Data geoendowments yang kita miliki ini dan sudah saya paparkan sumber pengungkapannya sejak 1973 telah diabaikan begitu saja selama ini oleh pemerintah dan intelektual Indonesia dalam usaha pembangunan Indonesia. Pembangunan ini selalu dikatakan "demi mengisi kemerdekaan", tetapi melupakan natur khas kemerdekaan Tanah Air sebagai akibat cara kelahirannya yang unik pada tahun 1945. Padahal, natur khas tersebut justru memerlukan suatu konsep pembangunan yang khas pula, beda dengan resep economic development yang berpembawaan teknokratis dan dianggap universal.

Tanah Air yang kemudian dinamakan "Negara Kesatuan Republik Indonesia" (NKRI) menjadi merdeka melalui suatu revolusi. Kita bangga dengan revolusi ini karena ia telah merebut kembali kemerdekaan nasional dari tangan penjajah Belanda. Rakyat Perancis juga membanggakan revolusi mereka. Sewaktu berevolusi itu, Perancis sudah merupakan satu negara dan bangsa yang merdeka. Tujuan revolusi adalah mengganti sistem pemerintahan dari monarki ke demokrasi.

Rakyat Amerika Serikat juga bangga dengan revolusinya. Yang mencetuskan revolusi ini bukan penduduk asli buminya, melainkan generasi kedua para pendatang dari Inggris dan lain-lain negeri di Benua Eropa. Mereka memberanikan diri melawan ombak Samudra Atlantik, mencari kebahagiaan di ranah baru, yang tak mungkin diperoleh di negara-negara Eropa, yang mereka sebut "the old continent". Konsekuensi dari tekad ini: mereka tidak akan meninggalkan "benua baru harapannya" (AS), tetap tinggal di situ kalau kecewa, lalu bekerja lebih keras lagi untuk mewujudkan "their American dreams".
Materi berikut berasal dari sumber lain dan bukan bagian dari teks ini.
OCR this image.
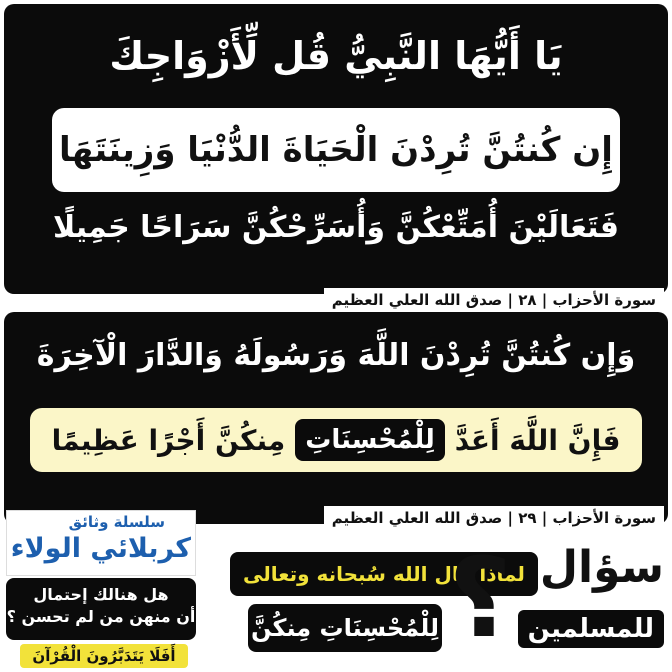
يَا أَيُّهَا النَّبِيُّ قُل لِّأَزْوَاجِكَ
إِن كُنتُنَّ تُرِدْنَ الْحَيَاةَ الدُّنْيَا وَزِينَتَهَا
فَتَعَالَيْنَ أُمَتِّعْكُنَّ وَأُسَرِّحْكُنَّ سَرَاحًا جَمِيلًا
سورة الأحزاب | ٢٨ | صدق الله العلي العظيم
وَإِن كُنتُنَّ تُرِدْنَ اللَّهَ وَرَسُولَهُ وَالدَّارَ الْآخِرَةَ
فَإِنَّ اللَّهَ أَعَدَّ
لِلْمُحْسِنَاتِ
مِنكُنَّ أَجْرًا عَظِيمًا
سورة الأحزاب | ٢٩ | صدق الله العلي العظيم
سلسلة وثائق
كربلائي الولاء
هل هنالك إحتمال
أن منهن من لم تحسن ؟
أَفَلَا يَتَدَبَّرُونَ الْقُرْآنَ
سؤال
للمسلمين
لماذا قال الله سُبحانه وتعالى
لِلْمُحْسِنَاتِ مِنكُنَّ ؟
Sebelum Indonesia berevolusi untuk merdeka, di Tanah Air itu sudah ada aneka ragam suku. Mereka bukan kumpulan manusia liar, sudah relatif beradab, bermartabat, terbukti dari hukum adat yang mereka susun sendiri demi ketenteraman hidup bersama.

Revolusi kemerdekaan Indonesia tidak didahului oleh eksodus suku-suku karena merasa bisa bahagia dengan cara hidup tradisionalnya. Mereka tidak menentang dijadikan satu suku yang lebih besar melalui kemerdekaan. Dengan begitu, mereka menjadi "sesepuh" dari kelompok kebangsaan. Berarti Indonesia mengenal tak hanya satu sejarah, tetapi beberapa sejarah.

Ubah ke pendekatan budaya
Akibat dari kenyataan ini adalah bahwa kalau pembangunan yang berpretensi mengisi kemerdekaan nasional tidak membahagiakan warga individual, mereka kembali menyatu dengan suku masing-masing. Kalau ketidakpuasan sudah meliputi suku sebagai keseluruhan, suku yang kecewa ini cenderung memisah diri dari NKRI. Kecenderungan ini sudah terwujud, lalu ditumpas secara militer, bukan mengubah cara pembangunan yang telah mengecewakan itu. Maka, terjadilah "perang saudara", a wrong war, against a wrong enemy, at the wrong place, triggered by the wrong reasons. Pusat memang selalu menang, tetapi menyebabkan luka kedaerahan, dendam kesukuan, yang dibisikkan dari ayah ke anak, dari anak ke cucu.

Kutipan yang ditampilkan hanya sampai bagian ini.